- Dados da Entidade Reguladora dos Serviços de Água e Resíduos indicam que Portugal desperdiça por hora quase nove piscinas olímpicas de água, evidenciando a necessidade de uma gestão mais eficiente.
- A taxa de perdas de água situa-se em 19%, abaixo da média nacional de 26%, conforme a ERSAR; a vereadora Sílvia Breu também expressou preocupação com o tema.
- No âmbito dos resíduos, Nuno Soares, diretor-geral da Tratolixo, alertou para a redução da produção de resíduos, e revelou que 75% das 500 toneladas recebidas chegam de forma indiferenciada.
- A recolha porta a porta mostrou melhoria na separação de resíduos, com a Lipor a referir maior cumprimento por parte dos cidadãos, quando a recolha é semanal.
- Entre as soluções discutidas, destacaram-se os autoconsumos coletivos em comunidades de energia renovável; o presidente da Águas de Portugal reforçou a necessidade de se habituar à escassez e apontou a meta de reutilização de água de 22%.

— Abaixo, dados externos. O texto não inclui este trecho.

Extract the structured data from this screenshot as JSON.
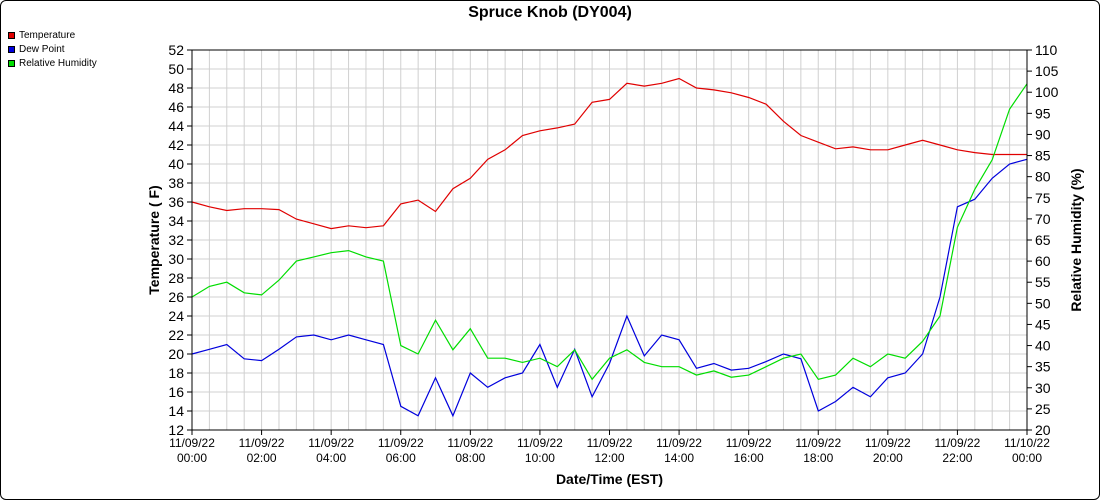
{
  "chart_data": {
    "type": "line",
    "title": "Spruce Knob (DY004)",
    "xlabel": "Date/Time (EST)",
    "ylabel_left": "Temperature ( F)",
    "ylabel_right": "Relative Humidity (%)",
    "ylim_left": [
      12,
      52
    ],
    "ylim_right": [
      20,
      110
    ],
    "yticks_left": [
      12,
      14,
      16,
      18,
      20,
      22,
      24,
      26,
      28,
      30,
      32,
      34,
      36,
      38,
      40,
      42,
      44,
      46,
      48,
      50,
      52
    ],
    "yticks_right": [
      20,
      25,
      30,
      35,
      40,
      45,
      50,
      55,
      60,
      65,
      70,
      75,
      80,
      85,
      90,
      95,
      100,
      105,
      110
    ],
    "x_unit": "hours since 11/09/22 00:00",
    "xlim": [
      0,
      24
    ],
    "xticks": [
      {
        "date": "11/09/22",
        "time": "00:00"
      },
      {
        "date": "11/09/22",
        "time": "02:00"
      },
      {
        "date": "11/09/22",
        "time": "04:00"
      },
      {
        "date": "11/09/22",
        "time": "06:00"
      },
      {
        "date": "11/09/22",
        "time": "08:00"
      },
      {
        "date": "11/09/22",
        "time": "10:00"
      },
      {
        "date": "11/09/22",
        "time": "12:00"
      },
      {
        "date": "11/09/22",
        "time": "14:00"
      },
      {
        "date": "11/09/22",
        "time": "16:00"
      },
      {
        "date": "11/09/22",
        "time": "18:00"
      },
      {
        "date": "11/09/22",
        "time": "20:00"
      },
      {
        "date": "11/09/22",
        "time": "22:00"
      },
      {
        "date": "11/10/22",
        "time": "00:00"
      }
    ],
    "grid": true,
    "legend_position": "top-left",
    "series": [
      {
        "name": "Temperature",
        "axis": "left",
        "color": "#e00000",
        "points": [
          [
            0,
            36
          ],
          [
            0.5,
            35.5
          ],
          [
            1,
            35.1
          ],
          [
            1.5,
            35.3
          ],
          [
            2,
            35.3
          ],
          [
            2.5,
            35.2
          ],
          [
            3,
            34.2
          ],
          [
            3.5,
            33.7
          ],
          [
            4,
            33.2
          ],
          [
            4.5,
            33.5
          ],
          [
            5,
            33.3
          ],
          [
            5.5,
            33.5
          ],
          [
            6,
            35.8
          ],
          [
            6.5,
            36.2
          ],
          [
            7,
            35
          ],
          [
            7.5,
            37.4
          ],
          [
            8,
            38.5
          ],
          [
            8.5,
            40.5
          ],
          [
            9,
            41.5
          ],
          [
            9.5,
            43
          ],
          [
            10,
            43.5
          ],
          [
            10.5,
            43.8
          ],
          [
            11,
            44.2
          ],
          [
            11.5,
            46.5
          ],
          [
            12,
            46.8
          ],
          [
            12.5,
            48.5
          ],
          [
            13,
            48.2
          ],
          [
            13.5,
            48.5
          ],
          [
            14,
            49
          ],
          [
            14.5,
            48
          ],
          [
            15,
            47.8
          ],
          [
            15.5,
            47.5
          ],
          [
            16,
            47
          ],
          [
            16.5,
            46.3
          ],
          [
            17,
            44.5
          ],
          [
            17.5,
            43
          ],
          [
            18,
            42.3
          ],
          [
            18.5,
            41.6
          ],
          [
            19,
            41.8
          ],
          [
            19.5,
            41.5
          ],
          [
            20,
            41.5
          ],
          [
            20.5,
            42
          ],
          [
            21,
            42.5
          ],
          [
            21.5,
            42
          ],
          [
            22,
            41.5
          ],
          [
            22.5,
            41.2
          ],
          [
            23,
            41
          ],
          [
            23.5,
            41
          ],
          [
            24,
            41
          ]
        ]
      },
      {
        "name": "Dew Point",
        "axis": "left",
        "color": "#0000dd",
        "points": [
          [
            0,
            20
          ],
          [
            0.5,
            20.5
          ],
          [
            1,
            21
          ],
          [
            1.5,
            19.5
          ],
          [
            2,
            19.3
          ],
          [
            2.5,
            20.5
          ],
          [
            3,
            21.8
          ],
          [
            3.5,
            22
          ],
          [
            4,
            21.5
          ],
          [
            4.5,
            22
          ],
          [
            5,
            21.5
          ],
          [
            5.5,
            21
          ],
          [
            6,
            14.5
          ],
          [
            6.5,
            13.5
          ],
          [
            7,
            17.5
          ],
          [
            7.5,
            13.5
          ],
          [
            8,
            18
          ],
          [
            8.5,
            16.5
          ],
          [
            9,
            17.5
          ],
          [
            9.5,
            18
          ],
          [
            10,
            21
          ],
          [
            10.5,
            16.5
          ],
          [
            11,
            20.5
          ],
          [
            11.5,
            15.5
          ],
          [
            12,
            19
          ],
          [
            12.5,
            24
          ],
          [
            13,
            19.8
          ],
          [
            13.5,
            22
          ],
          [
            14,
            21.5
          ],
          [
            14.5,
            18.5
          ],
          [
            15,
            19
          ],
          [
            15.5,
            18.3
          ],
          [
            16,
            18.5
          ],
          [
            16.5,
            19.2
          ],
          [
            17,
            20
          ],
          [
            17.5,
            19.5
          ],
          [
            18,
            14
          ],
          [
            18.5,
            15
          ],
          [
            19,
            16.5
          ],
          [
            19.5,
            15.5
          ],
          [
            20,
            17.5
          ],
          [
            20.5,
            18
          ],
          [
            21,
            20
          ],
          [
            21.5,
            26
          ],
          [
            22,
            35.5
          ],
          [
            22.5,
            36.3
          ],
          [
            23,
            38.5
          ],
          [
            23.5,
            40
          ],
          [
            24,
            40.5
          ]
        ]
      },
      {
        "name": "Relative Humidity",
        "axis": "right",
        "color": "#00dd00",
        "points": [
          [
            0,
            51.5
          ],
          [
            0.5,
            54
          ],
          [
            1,
            55
          ],
          [
            1.5,
            52.5
          ],
          [
            2,
            52
          ],
          [
            2.5,
            55.5
          ],
          [
            3,
            60
          ],
          [
            3.5,
            61
          ],
          [
            4,
            62
          ],
          [
            4.5,
            62.5
          ],
          [
            5,
            61
          ],
          [
            5.5,
            60
          ],
          [
            6,
            40
          ],
          [
            6.5,
            38
          ],
          [
            7,
            46
          ],
          [
            7.5,
            39
          ],
          [
            8,
            44
          ],
          [
            8.5,
            37
          ],
          [
            9,
            37
          ],
          [
            9.5,
            36
          ],
          [
            10,
            37
          ],
          [
            10.5,
            35
          ],
          [
            11,
            39
          ],
          [
            11.5,
            32
          ],
          [
            12,
            37
          ],
          [
            12.5,
            39
          ],
          [
            13,
            36
          ],
          [
            13.5,
            35
          ],
          [
            14,
            35
          ],
          [
            14.5,
            33
          ],
          [
            15,
            34
          ],
          [
            15.5,
            32.5
          ],
          [
            16,
            33
          ],
          [
            16.5,
            35
          ],
          [
            17,
            37
          ],
          [
            17.5,
            38
          ],
          [
            18,
            32
          ],
          [
            18.5,
            33
          ],
          [
            19,
            37
          ],
          [
            19.5,
            35
          ],
          [
            20,
            38
          ],
          [
            20.5,
            37
          ],
          [
            21,
            41
          ],
          [
            21.5,
            47
          ],
          [
            22,
            68
          ],
          [
            22.5,
            77
          ],
          [
            23,
            84
          ],
          [
            23.5,
            96
          ],
          [
            24,
            102
          ]
        ]
      }
    ]
  }
}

O presidente da Águas de Portugal, António Carmona Rodrigues, abriu o debate sobre sustentabilidade, água, energia e economia circular no Portugal Smart Cities Summit, na FIL, Lisboa. O discurso enfatizou que a eficiência é essencial para as cidades inteligentes.
Dados da ERSAR mostram que Portugal desperdiça quase nove piscinas olímpicas de água por hora, reforçando a necessidade de gestão mais eficiente. A avaliação foi partilhada pelos participantes do painel.
Sílvia Breu, vereadora da Câmara Municipal de Oeiras, destacou que as perdas atingem cerca de 19%, abaixo da média nacional de 26%, mas continuam a ser uma preocupação pública. A falar em nome da autarquia, acrescentou que é uma prioridade local.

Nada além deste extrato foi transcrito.